Setting the stage for a clash with Prime Minister Benjamin Netanyahu, Histadrut labor federation chief Avi Nissenkorn warned he would not support a major reform of the electricity sector unless the government backed off a legal dispute over public-sector strikes.
“We have agreements and if they’re not honored, there’ll be no reform,” Nissenkorn told a news conference. “We have a reform plan and it’s the right one, but let me make clear we won’t give up the right to strike. That’s a matter of life and death for the Histadrut.”
The deal reached in December between the government and unions trades measures to increase competition in the power sector for cutbacks at state-owned Israel Electric Corp., which is largely controlled by powerful labor unions.

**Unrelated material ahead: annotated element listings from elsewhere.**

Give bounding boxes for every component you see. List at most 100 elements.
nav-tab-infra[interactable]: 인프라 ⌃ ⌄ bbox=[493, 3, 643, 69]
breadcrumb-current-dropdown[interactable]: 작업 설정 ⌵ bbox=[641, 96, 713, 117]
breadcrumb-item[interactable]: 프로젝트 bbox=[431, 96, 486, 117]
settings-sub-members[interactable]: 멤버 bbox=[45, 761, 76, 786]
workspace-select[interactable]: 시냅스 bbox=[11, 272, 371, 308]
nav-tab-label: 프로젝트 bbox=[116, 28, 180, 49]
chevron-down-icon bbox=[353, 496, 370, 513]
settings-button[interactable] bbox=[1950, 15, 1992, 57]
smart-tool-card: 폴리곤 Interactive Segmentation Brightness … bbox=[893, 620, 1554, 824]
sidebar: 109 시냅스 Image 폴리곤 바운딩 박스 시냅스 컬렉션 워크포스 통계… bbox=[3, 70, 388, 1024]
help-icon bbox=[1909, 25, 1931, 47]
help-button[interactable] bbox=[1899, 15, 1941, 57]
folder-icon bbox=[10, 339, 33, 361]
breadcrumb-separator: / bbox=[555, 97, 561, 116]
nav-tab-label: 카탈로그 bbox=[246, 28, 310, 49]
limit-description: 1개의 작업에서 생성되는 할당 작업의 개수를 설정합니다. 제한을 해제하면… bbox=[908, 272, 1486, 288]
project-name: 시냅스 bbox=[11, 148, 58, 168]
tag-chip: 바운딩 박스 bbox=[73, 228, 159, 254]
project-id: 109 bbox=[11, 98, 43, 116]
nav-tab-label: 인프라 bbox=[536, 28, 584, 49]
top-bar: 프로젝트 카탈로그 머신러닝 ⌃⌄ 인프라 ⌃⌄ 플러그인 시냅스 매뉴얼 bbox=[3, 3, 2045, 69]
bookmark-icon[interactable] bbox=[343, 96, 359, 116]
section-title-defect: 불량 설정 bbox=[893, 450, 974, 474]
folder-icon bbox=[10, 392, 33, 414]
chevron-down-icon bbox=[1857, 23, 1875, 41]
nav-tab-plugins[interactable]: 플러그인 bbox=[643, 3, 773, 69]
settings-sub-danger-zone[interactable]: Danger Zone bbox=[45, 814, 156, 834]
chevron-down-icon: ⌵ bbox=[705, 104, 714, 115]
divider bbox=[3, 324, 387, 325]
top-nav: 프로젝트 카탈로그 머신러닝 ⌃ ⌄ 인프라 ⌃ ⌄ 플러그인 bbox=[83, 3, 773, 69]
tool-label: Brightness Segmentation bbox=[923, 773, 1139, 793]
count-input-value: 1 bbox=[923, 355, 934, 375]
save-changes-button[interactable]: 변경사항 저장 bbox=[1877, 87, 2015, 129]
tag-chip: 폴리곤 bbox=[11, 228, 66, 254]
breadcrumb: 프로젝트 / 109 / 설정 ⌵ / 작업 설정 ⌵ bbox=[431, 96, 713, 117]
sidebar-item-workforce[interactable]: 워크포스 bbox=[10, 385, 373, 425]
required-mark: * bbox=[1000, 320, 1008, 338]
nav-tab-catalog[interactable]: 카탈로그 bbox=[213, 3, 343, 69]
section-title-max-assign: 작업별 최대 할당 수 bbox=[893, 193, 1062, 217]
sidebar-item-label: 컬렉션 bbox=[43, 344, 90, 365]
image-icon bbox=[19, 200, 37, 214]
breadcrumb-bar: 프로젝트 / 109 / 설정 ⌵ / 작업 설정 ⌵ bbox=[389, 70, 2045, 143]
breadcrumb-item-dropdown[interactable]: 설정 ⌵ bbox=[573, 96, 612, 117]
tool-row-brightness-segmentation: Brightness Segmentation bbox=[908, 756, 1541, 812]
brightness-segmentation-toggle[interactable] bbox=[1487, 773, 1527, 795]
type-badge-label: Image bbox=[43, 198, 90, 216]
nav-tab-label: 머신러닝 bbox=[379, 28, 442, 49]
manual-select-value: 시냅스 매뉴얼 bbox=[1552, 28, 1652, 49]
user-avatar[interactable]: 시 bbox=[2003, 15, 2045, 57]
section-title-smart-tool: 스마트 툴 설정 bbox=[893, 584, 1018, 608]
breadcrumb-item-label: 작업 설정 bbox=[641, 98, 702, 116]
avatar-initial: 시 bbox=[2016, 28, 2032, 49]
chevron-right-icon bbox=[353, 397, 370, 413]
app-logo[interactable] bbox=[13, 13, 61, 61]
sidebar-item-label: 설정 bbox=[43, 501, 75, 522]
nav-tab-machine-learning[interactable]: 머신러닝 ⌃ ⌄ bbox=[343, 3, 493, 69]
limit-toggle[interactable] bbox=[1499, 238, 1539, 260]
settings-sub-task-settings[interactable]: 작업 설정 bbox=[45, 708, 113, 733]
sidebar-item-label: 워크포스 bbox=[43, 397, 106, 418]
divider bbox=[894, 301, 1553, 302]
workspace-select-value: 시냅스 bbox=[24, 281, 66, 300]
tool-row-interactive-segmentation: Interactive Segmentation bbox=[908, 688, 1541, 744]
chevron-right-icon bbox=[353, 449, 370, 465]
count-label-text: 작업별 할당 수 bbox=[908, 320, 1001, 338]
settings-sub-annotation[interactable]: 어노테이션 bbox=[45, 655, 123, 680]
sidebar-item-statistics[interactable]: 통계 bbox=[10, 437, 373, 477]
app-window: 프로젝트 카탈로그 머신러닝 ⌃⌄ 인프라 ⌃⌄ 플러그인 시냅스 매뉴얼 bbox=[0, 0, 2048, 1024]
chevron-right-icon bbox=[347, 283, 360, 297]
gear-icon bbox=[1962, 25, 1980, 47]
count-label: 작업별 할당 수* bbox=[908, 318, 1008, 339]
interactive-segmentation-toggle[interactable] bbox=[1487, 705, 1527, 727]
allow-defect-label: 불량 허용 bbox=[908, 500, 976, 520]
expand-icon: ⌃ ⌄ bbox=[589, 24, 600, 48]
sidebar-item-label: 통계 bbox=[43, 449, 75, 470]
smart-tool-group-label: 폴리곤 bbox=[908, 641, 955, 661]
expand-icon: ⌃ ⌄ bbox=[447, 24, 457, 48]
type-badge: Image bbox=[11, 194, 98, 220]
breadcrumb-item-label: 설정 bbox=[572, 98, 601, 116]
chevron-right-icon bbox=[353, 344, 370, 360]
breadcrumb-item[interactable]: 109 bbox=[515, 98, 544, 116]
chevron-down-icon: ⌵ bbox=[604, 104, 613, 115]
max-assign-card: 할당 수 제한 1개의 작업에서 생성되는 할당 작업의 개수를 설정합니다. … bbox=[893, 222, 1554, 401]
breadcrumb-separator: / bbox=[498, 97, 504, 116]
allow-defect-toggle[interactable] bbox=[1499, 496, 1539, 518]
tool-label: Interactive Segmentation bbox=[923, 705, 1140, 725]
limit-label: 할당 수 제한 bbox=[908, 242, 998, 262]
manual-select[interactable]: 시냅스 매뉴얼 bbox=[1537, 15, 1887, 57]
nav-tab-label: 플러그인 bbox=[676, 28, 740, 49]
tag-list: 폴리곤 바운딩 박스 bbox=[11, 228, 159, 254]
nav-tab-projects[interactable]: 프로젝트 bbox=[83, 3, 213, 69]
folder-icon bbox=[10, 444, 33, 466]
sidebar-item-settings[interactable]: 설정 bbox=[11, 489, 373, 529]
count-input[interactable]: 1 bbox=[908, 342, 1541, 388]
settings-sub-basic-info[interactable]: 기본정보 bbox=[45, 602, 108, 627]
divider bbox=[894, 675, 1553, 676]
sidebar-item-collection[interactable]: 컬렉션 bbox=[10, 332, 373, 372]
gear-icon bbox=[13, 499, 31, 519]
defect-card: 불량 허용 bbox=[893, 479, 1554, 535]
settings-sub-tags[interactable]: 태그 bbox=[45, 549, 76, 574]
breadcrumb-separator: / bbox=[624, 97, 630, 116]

Under the deal, the government agreed to withdraw a High Court of Justice petition demanding restrictions on strikes at state monopolies like IEC, but Prime Minister Benjamin Netanyahu reportedly opposed the reversal.
He said he was on board with an interim agreement to reduce the workweek by an hour to 42, but wanted to bring Israel in line with the average for members of the Organization for Economic Cooperation and Development.
In fact, the 42-hour week has not been implemented because Labor Minister Haim Katz has not signed off on it. Nissenkorn said he expected this to be done in time for it to go into effect on March 1.
The shorter workweek will mainly affect employees who are entitled to overtime pay, which will kick in four hours earlier on average every month. In effect, hourly pay will also rise, since the same amount will be divided into fewer hours.